ヒュイスは深い息を吐きながら、挑発するように笑みを浮かべた。
その間タクミは先ほどのヒュイスの言葉に癪に障ったのか、片眉をあげて不快そうな態度をとった。
「お前もモテなかったんじゃない? そんなに弱いとさ。というか感謝してほしいよね、面白そうなやつ見つけたのにお前を優先させたんだから」
そう言うとタクミは手に持った双剣を回転し構え、ニタァッと楽しそうな笑みを浮かべた。その笑みは勝利を確信している強者のものだった。ヒュイスの身体が強張る。
自分が弱いのはわかっている。ただ、ここで殺されるわけにはいかない。
ヒュイスは自分を奮い立たせるように、ぐっと自分の足に力を入れた。
その瞬間、タクミは声を高らかにあげた。
「さあもっと逃げてよ!! 十数えるからさァ!!」
「くっそ……ッ!」
その言葉とともに、ヒュイスは走り出した。
タクミの言葉通りになっているのは気に入らないが、今は逃げるしかない。相手がそのチャンスを与えてくれるなら盛大に使ってやる。
「あッははははははははははははははは!! いいよ! 逃げて逃げて! これだから射手はやめられないんだ!」
背を向けた先から、タクミの狂った笑い声が聞こえてくる。
「遠くから獲物を狙う高揚感。
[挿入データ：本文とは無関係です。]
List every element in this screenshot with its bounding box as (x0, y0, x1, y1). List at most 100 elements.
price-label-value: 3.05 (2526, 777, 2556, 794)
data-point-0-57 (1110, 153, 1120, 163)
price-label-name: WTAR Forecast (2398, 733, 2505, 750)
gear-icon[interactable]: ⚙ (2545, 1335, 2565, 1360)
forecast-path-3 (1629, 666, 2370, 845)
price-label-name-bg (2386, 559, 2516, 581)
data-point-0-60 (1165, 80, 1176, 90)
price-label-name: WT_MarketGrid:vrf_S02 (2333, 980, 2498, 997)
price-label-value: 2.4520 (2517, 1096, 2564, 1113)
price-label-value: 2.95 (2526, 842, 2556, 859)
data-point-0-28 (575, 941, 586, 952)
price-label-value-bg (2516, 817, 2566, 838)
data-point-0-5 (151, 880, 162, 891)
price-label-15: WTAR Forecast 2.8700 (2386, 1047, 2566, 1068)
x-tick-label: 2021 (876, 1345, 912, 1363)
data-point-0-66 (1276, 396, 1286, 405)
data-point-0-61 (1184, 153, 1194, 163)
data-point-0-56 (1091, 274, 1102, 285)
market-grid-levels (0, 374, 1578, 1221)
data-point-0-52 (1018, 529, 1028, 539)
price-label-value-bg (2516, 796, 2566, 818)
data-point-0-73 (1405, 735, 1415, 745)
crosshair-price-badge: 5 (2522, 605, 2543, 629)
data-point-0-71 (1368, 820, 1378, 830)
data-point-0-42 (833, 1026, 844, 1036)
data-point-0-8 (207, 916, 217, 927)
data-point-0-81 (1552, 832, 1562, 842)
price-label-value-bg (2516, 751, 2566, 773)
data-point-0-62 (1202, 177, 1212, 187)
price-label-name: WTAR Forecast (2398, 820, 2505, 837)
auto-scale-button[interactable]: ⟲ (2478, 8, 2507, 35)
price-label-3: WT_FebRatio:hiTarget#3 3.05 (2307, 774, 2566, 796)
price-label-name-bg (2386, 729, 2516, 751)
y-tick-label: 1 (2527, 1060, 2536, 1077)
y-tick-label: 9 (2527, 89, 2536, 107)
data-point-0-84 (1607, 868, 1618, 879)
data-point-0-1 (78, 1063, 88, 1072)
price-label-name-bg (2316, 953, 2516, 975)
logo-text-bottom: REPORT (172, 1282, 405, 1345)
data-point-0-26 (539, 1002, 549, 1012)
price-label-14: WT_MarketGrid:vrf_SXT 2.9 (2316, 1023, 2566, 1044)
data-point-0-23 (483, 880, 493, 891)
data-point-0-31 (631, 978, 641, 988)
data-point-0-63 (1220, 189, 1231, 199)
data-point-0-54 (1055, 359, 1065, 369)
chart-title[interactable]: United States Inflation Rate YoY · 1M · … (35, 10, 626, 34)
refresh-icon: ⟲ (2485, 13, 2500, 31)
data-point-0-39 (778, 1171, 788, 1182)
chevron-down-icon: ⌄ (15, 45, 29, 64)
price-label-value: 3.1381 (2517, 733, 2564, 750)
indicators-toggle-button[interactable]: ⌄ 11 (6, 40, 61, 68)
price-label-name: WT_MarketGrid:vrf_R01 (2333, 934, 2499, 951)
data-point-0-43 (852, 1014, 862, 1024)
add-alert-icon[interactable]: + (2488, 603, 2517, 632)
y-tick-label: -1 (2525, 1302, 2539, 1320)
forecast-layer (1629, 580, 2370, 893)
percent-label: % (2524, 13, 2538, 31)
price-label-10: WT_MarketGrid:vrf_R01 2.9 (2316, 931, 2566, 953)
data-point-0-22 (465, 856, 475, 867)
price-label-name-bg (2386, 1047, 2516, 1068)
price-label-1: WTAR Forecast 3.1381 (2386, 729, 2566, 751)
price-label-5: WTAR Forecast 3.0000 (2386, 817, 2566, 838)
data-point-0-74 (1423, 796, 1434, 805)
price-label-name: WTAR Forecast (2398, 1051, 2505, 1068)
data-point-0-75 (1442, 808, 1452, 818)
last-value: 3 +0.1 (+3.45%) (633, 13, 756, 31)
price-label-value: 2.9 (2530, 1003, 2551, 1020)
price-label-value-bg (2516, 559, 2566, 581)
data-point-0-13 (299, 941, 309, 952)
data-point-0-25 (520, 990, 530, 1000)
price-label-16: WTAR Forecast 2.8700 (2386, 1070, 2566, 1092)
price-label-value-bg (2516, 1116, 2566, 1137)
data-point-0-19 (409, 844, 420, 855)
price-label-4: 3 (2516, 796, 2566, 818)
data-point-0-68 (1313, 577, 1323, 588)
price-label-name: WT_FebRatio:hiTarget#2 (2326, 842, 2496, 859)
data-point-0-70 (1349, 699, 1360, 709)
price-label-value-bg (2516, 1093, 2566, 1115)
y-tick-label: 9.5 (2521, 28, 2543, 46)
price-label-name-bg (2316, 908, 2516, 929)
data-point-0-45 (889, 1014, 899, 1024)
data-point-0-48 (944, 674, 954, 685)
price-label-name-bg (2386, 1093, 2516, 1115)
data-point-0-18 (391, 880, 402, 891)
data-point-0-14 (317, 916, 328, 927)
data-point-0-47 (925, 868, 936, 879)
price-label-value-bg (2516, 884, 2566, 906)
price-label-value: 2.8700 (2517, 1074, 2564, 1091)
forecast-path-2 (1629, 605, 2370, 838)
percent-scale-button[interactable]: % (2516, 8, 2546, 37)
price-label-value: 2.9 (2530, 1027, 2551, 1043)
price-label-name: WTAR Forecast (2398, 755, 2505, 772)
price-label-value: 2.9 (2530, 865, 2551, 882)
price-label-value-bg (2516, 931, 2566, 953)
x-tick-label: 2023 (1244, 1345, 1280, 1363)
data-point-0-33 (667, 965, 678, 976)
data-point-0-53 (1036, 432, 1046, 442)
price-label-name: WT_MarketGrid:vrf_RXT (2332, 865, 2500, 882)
獲物はどこから狙ってくるかわからずビクビクするんだ。場を支配してる感じが溜まらないよね!!」
その言葉が走りながらも嫌でも耳に入ってくる。
ムカつく。なめてやがる。
ヒュイスがタクミに勝てるとは思っていない。真正面から戦っても、確実にヒュイスは負ける。
だから、これはただの意地だ。
なんとしてでも一泡ふかしてやりたい。
弱い奴だって、強い奴と渡り合えるっていうところ、見せてやる。
仲間の死を受け入れられず、茫然と地面に座り込んでいた少女は、ただの女の子に見えた。
あれだけ勇ましく戦っていた彼女でさえ、あの状況でへこたれるのなら。
「だったら弱い僕がこの状況で動けてるってだけで、僕はあの女より強いってことだろうがぁ!!」
強い奴は、戦いに強い奴じゃない。
それを、自らの手で証明してやる。
ヒュイスはその決意を胸に、走り出した。